Use RAII for addrinfo lifetime management

[KaganCanSit]

Hello,
It has been over a year since my PR #4660, and I honestly don't remember many of the details. While revisiting that branch, I identified changes that could independently contribute to the project and decided to submit them as separate PRs.

This PR applies RAII-based lifetime management to addrinfo resources returned by getaddrinfo(). In the current codebase, ::freeaddrinfo() is called manually, which can leak if an exception is thrown before the cleanup call is reached.
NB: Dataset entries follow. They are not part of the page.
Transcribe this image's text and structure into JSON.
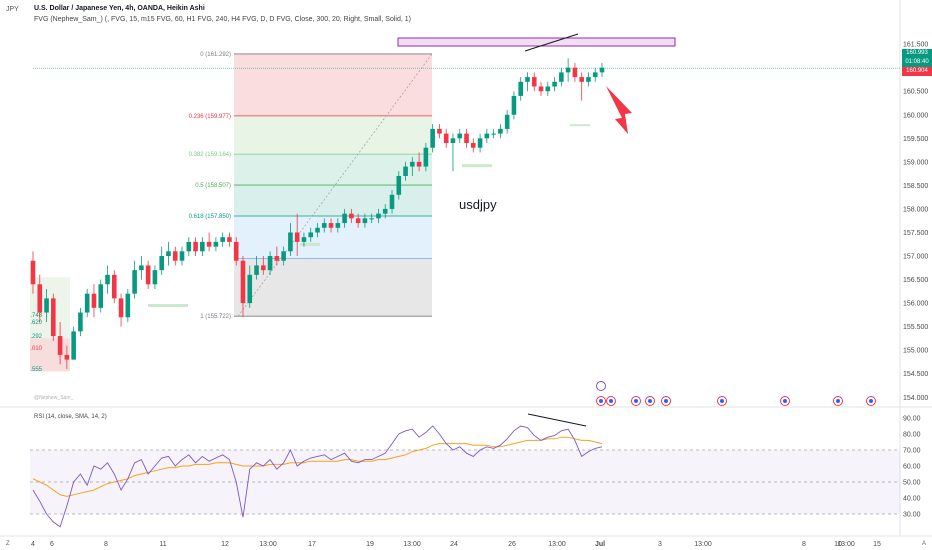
{
  "header": {
    "symbol": "JPY",
    "title": "U.S. Dollar / Japanese Yen, 4h, OANDA, Heikin Ashi",
    "indicator": "FVG (Nephew_Sam_) (, FVG, 15, m15 FVG, 60, H1 FVG, 240, H4 FVG, D, D FVG, Close, 300, 20, Right, Small, Solid, 1)"
  },
  "annotation_text": "usdjpy",
  "watermark": "@Nephew_Sam_",
  "price_tags": {
    "last": "160.993",
    "countdown": "01:08:40",
    "prev": "160.904"
  },
  "colors": {
    "up": "#089981",
    "down": "#f23645",
    "rsi": "#7e57c2",
    "sma": "#f7a21b",
    "highlight": "#9c27b0"
  },
  "chart_data": {
    "type": "candlestick",
    "price_axis": {
      "ticks": [
        "161.500",
        "161.000",
        "160.500",
        "160.000",
        "159.500",
        "159.000",
        "158.500",
        "158.000",
        "157.500",
        "157.000",
        "156.500",
        "156.000",
        "155.500",
        "155.000",
        "154.500",
        "154.000"
      ],
      "range": [
        153.9,
        161.8
      ]
    },
    "time_axis": [
      "4",
      "6",
      "8",
      "11",
      "12",
      "13:00",
      "17",
      "19",
      "13:00",
      "24",
      "26",
      "13:00",
      "Jul",
      "3",
      "13:00",
      "8",
      "10",
      "13:00",
      "15"
    ],
    "fibonacci": {
      "levels": [
        {
          "label": "0 (161.292)",
          "value": 161.292,
          "color": "#787b86"
        },
        {
          "label": "0.236 (159.977)",
          "value": 159.977,
          "color": "#f23645"
        },
        {
          "label": "0.382 (159.164)",
          "value": 159.164,
          "color": "#81c784"
        },
        {
          "label": "0.5 (158.507)",
          "value": 158.507,
          "color": "#4caf50"
        },
        {
          "label": "0.618 (157.850)",
          "value": 157.85,
          "color": "#089981"
        },
        {
          "label": "1 (155.722)",
          "value": 155.722,
          "color": "#787b86"
        }
      ],
      "left_labels": [
        ".748",
        ".620",
        ".292",
        ".010",
        ".555"
      ]
    },
    "candles": [
      [
        156.9,
        157.1,
        156.2,
        156.4
      ],
      [
        156.4,
        156.6,
        155.6,
        155.8
      ],
      [
        155.8,
        156.3,
        155.6,
        156.1
      ],
      [
        156.1,
        156.2,
        155.2,
        155.3
      ],
      [
        155.3,
        155.6,
        154.7,
        154.9
      ],
      [
        154.9,
        155.1,
        154.6,
        154.8
      ],
      [
        154.8,
        155.5,
        154.8,
        155.4
      ],
      [
        155.4,
        155.9,
        155.3,
        155.8
      ],
      [
        155.8,
        156.3,
        155.7,
        156.2
      ],
      [
        156.2,
        156.4,
        155.7,
        155.9
      ],
      [
        155.9,
        156.5,
        155.8,
        156.4
      ],
      [
        156.4,
        156.8,
        156.2,
        156.6
      ],
      [
        156.6,
        156.7,
        156.0,
        156.1
      ],
      [
        156.1,
        156.2,
        155.5,
        155.7
      ],
      [
        155.7,
        156.3,
        155.6,
        156.2
      ],
      [
        156.2,
        156.9,
        156.1,
        156.7
      ],
      [
        156.7,
        157.0,
        156.5,
        156.8
      ],
      [
        156.8,
        156.9,
        156.3,
        156.4
      ],
      [
        156.4,
        156.8,
        156.3,
        156.7
      ],
      [
        156.7,
        157.2,
        156.6,
        157.0
      ],
      [
        157.0,
        157.3,
        156.8,
        157.1
      ],
      [
        157.1,
        157.2,
        156.8,
        156.9
      ],
      [
        156.9,
        157.2,
        156.8,
        157.1
      ],
      [
        157.1,
        157.4,
        157.0,
        157.3
      ],
      [
        157.3,
        157.4,
        157.0,
        157.1
      ],
      [
        157.1,
        157.4,
        157.0,
        157.3
      ],
      [
        157.3,
        157.5,
        157.1,
        157.2
      ],
      [
        157.2,
        157.4,
        157.1,
        157.3
      ],
      [
        157.3,
        157.5,
        157.2,
        157.4
      ],
      [
        157.4,
        157.5,
        157.2,
        157.3
      ],
      [
        157.3,
        157.4,
        156.8,
        156.9
      ],
      [
        156.9,
        157.0,
        155.7,
        156.0
      ],
      [
        156.0,
        156.8,
        155.9,
        156.6
      ],
      [
        156.6,
        157.0,
        156.5,
        156.8
      ],
      [
        156.8,
        157.0,
        156.6,
        156.7
      ],
      [
        156.7,
        157.1,
        156.6,
        157.0
      ],
      [
        157.0,
        157.2,
        156.8,
        156.9
      ],
      [
        156.9,
        157.2,
        156.8,
        157.1
      ],
      [
        157.1,
        157.7,
        157.0,
        157.5
      ],
      [
        157.5,
        157.9,
        157.0,
        157.3
      ],
      [
        157.3,
        157.5,
        157.2,
        157.4
      ],
      [
        157.4,
        157.6,
        157.3,
        157.5
      ],
      [
        157.5,
        157.7,
        157.4,
        157.6
      ],
      [
        157.6,
        157.8,
        157.5,
        157.7
      ],
      [
        157.7,
        157.8,
        157.5,
        157.6
      ],
      [
        157.6,
        157.8,
        157.5,
        157.7
      ],
      [
        157.7,
        158.0,
        157.6,
        157.9
      ],
      [
        157.9,
        158.0,
        157.7,
        157.8
      ],
      [
        157.8,
        157.9,
        157.6,
        157.7
      ],
      [
        157.7,
        157.9,
        157.6,
        157.8
      ],
      [
        157.8,
        157.9,
        157.7,
        157.8
      ],
      [
        157.8,
        158.0,
        157.7,
        157.9
      ],
      [
        157.9,
        158.1,
        157.8,
        158.0
      ],
      [
        158.0,
        158.4,
        157.9,
        158.3
      ],
      [
        158.3,
        158.8,
        158.2,
        158.7
      ],
      [
        158.7,
        159.0,
        158.6,
        158.9
      ],
      [
        158.9,
        159.1,
        158.7,
        159.0
      ],
      [
        159.0,
        159.2,
        158.8,
        158.9
      ],
      [
        158.9,
        159.4,
        158.8,
        159.3
      ],
      [
        159.3,
        159.8,
        159.2,
        159.7
      ],
      [
        159.7,
        159.8,
        159.5,
        159.6
      ],
      [
        159.6,
        159.7,
        159.3,
        159.4
      ],
      [
        159.4,
        159.6,
        158.8,
        159.5
      ],
      [
        159.5,
        159.7,
        159.4,
        159.6
      ],
      [
        159.6,
        159.7,
        159.3,
        159.4
      ],
      [
        159.4,
        159.5,
        159.2,
        159.3
      ],
      [
        159.3,
        159.6,
        159.2,
        159.5
      ],
      [
        159.5,
        159.7,
        159.4,
        159.6
      ],
      [
        159.6,
        159.7,
        159.5,
        159.6
      ],
      [
        159.6,
        159.8,
        159.5,
        159.7
      ],
      [
        159.7,
        160.1,
        159.6,
        160.0
      ],
      [
        160.0,
        160.5,
        159.9,
        160.4
      ],
      [
        160.4,
        160.8,
        160.3,
        160.7
      ],
      [
        160.7,
        160.9,
        160.5,
        160.8
      ],
      [
        160.8,
        160.9,
        160.5,
        160.6
      ],
      [
        160.6,
        160.7,
        160.4,
        160.5
      ],
      [
        160.5,
        160.7,
        160.4,
        160.6
      ],
      [
        160.6,
        160.8,
        160.5,
        160.7
      ],
      [
        160.7,
        161.0,
        160.6,
        160.9
      ],
      [
        160.9,
        161.2,
        160.7,
        161.0
      ],
      [
        161.0,
        161.1,
        160.7,
        160.8
      ],
      [
        160.8,
        160.9,
        160.3,
        160.7
      ],
      [
        160.7,
        160.9,
        160.6,
        160.8
      ],
      [
        160.8,
        161.0,
        160.7,
        160.9
      ],
      [
        160.9,
        161.1,
        160.8,
        161.0
      ]
    ],
    "rsi": {
      "axis_ticks": [
        "90.00",
        "80.00",
        "70.00",
        "60.00",
        "50.00",
        "40.00",
        "30.00"
      ],
      "levels": [
        70,
        50,
        30
      ],
      "values": [
        45,
        38,
        30,
        25,
        22,
        35,
        50,
        55,
        48,
        60,
        58,
        62,
        55,
        45,
        52,
        62,
        64,
        55,
        60,
        65,
        66,
        60,
        64,
        67,
        62,
        66,
        63,
        65,
        67,
        64,
        50,
        28,
        58,
        62,
        60,
        64,
        58,
        62,
        70,
        60,
        63,
        65,
        66,
        67,
        64,
        66,
        68,
        63,
        62,
        64,
        64,
        66,
        68,
        74,
        80,
        82,
        83,
        78,
        81,
        85,
        80,
        74,
        70,
        72,
        68,
        66,
        70,
        72,
        71,
        73,
        77,
        82,
        85,
        84,
        79,
        76,
        78,
        79,
        82,
        83,
        76,
        66,
        69,
        71,
        72
      ],
      "sma": [
        52,
        50,
        48,
        45,
        42,
        41,
        42,
        43,
        44,
        45,
        47,
        49,
        50,
        51,
        52,
        54,
        55,
        56,
        57,
        58,
        59,
        59,
        60,
        60,
        61,
        61,
        61,
        62,
        62,
        62,
        61,
        60,
        60,
        60,
        60,
        61,
        61,
        61,
        62,
        62,
        62,
        63,
        63,
        63,
        63,
        63,
        64,
        64,
        63,
        63,
        63,
        64,
        64,
        65,
        66,
        67,
        69,
        70,
        71,
        73,
        74,
        74,
        74,
        74,
        74,
        73,
        73,
        73,
        72,
        72,
        73,
        74,
        75,
        76,
        76,
        76,
        77,
        77,
        78,
        78,
        77,
        76,
        76,
        75,
        74
      ]
    }
  }
}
The changes are based on the approach discussed with @reneme in this review comment (Since it is marked as resolved, you cannot directly move to the comment.): a std::unique_ptr with a stateless lambda deleter combined with Botan::out_ptr() from stl_util.h.

Quotes:
@KaganCanSit

The freeaddrinfo() function is defined to free one or more addrinfo structures returned by getaddrinfo() and the additional memory associated with them. It usually frees the resulting linked list (addrinfo chain) when getaddrinfo() succeeds. The POSIX standard assumes that the freeaddrinfo() call will only apply to a valid addrinfo list returned by getaddrinfo(). The text of the standard does not explicitly define the case where an invalid pointer (e.g. NULL) is passed to freeaddrinfo() – this case is left undefined.

So I'm a bit hesitant here. I thought it might be UB if the addrinfo retrieval fails and is freed. However, I liked the approach you suggested in other comments. I learned, thanks. I'll reconsider in the last case.

@reneme

Mhm, you might have a point here. It certainly doesn't hurt to check the pointer for nullptr before calling freeaddrinfo(). When it comes to C-APIs I've seen both: some are fine with receiving a nullptr others aren't.

Instead of writing this out multiple times, you could simply define a typedef in the new socket_platform.h and use that in tls_client.cpp and the socket*.cpps.

Like so:

using unique_addrinfo_ptr = std::unique_ptr<addrinfo, decltype([](addrinfo* p) {
if(p != nullptr) {
::freeaddrinfo(p);
}
})>;
// in the *.cpp files
Botan::OS::Socket_Platform::unique_addrinfo_ptr res = nullptr;

The using declarations are defined as private members in each class since there is currently no shared internal header across socket files. (socket_utils.h exists but is external and not included, I think there is a reason for this.)

I edited the bogo_shim.cpp file to ensure full compatibility with the others and to allow direct intervention when Botan::out_ptr is removed. However, if I am mistaken, please let me know.

Compile and Test

./configure.py --without-documentation --compiler-cache=ccache --build-targets=static,cli,tests && 
make clean && make -j$(nproc) && 
python3 src/scripts/test_cli.py ./botan cli_tls

I am happy to make further adjustments based on your feedback.
Best regards.

[coveralls]

coverage: 90.32% (-0.001%) from 90.321%
when pulling 11695c8 on KaganCanSit:fix/use-RAII-for-addrinfo-lifetime
into fac2691 on randombit:master.

[KaganCanSit]

If this development is deemed appropriate, the following simplification can through a separate branch.

diff --git a/src/cli/tls_client.cpp b/src/cli/tls_client.cpp
index 56cc4a76a..f18f106ef 100644
--- a/src/cli/tls_client.cpp
+++ b/src/cli/tls_client.cpp
@@ -397,11 +397,8 @@ class TLS_Client final : public Command {
             throw CLI_Error("getaddrinfo failed for " + host);
          }
 
-         socket_type fd = 0;
-         bool success = false;
-
          for(const addrinfo* rp = res.get(); rp != nullptr; rp = rp->ai_next) {
-            fd = ::socket(rp->ai_family, rp->ai_socktype, rp->ai_protocol);
+            socket_type fd = ::socket(rp->ai_family, rp->ai_socktype, rp->ai_protocol);
 
             if(fd == invalid_socket()) {
                continue;
@@ -412,16 +409,10 @@ class TLS_Client final : public Command {
                continue;
             }
 
-            success = true;
-            break;
-         }
-
-         if(!success) {
-            // no address succeeded
-            throw CLI_Error("Connecting to host failed");
+            return fd;
          }
-
-         return fd;
+         // no address succeeded
+         throw CLI_Error("Connecting to host failed");
       }

[reneme]

Thanks for taking this out of #4660. Looks good to me.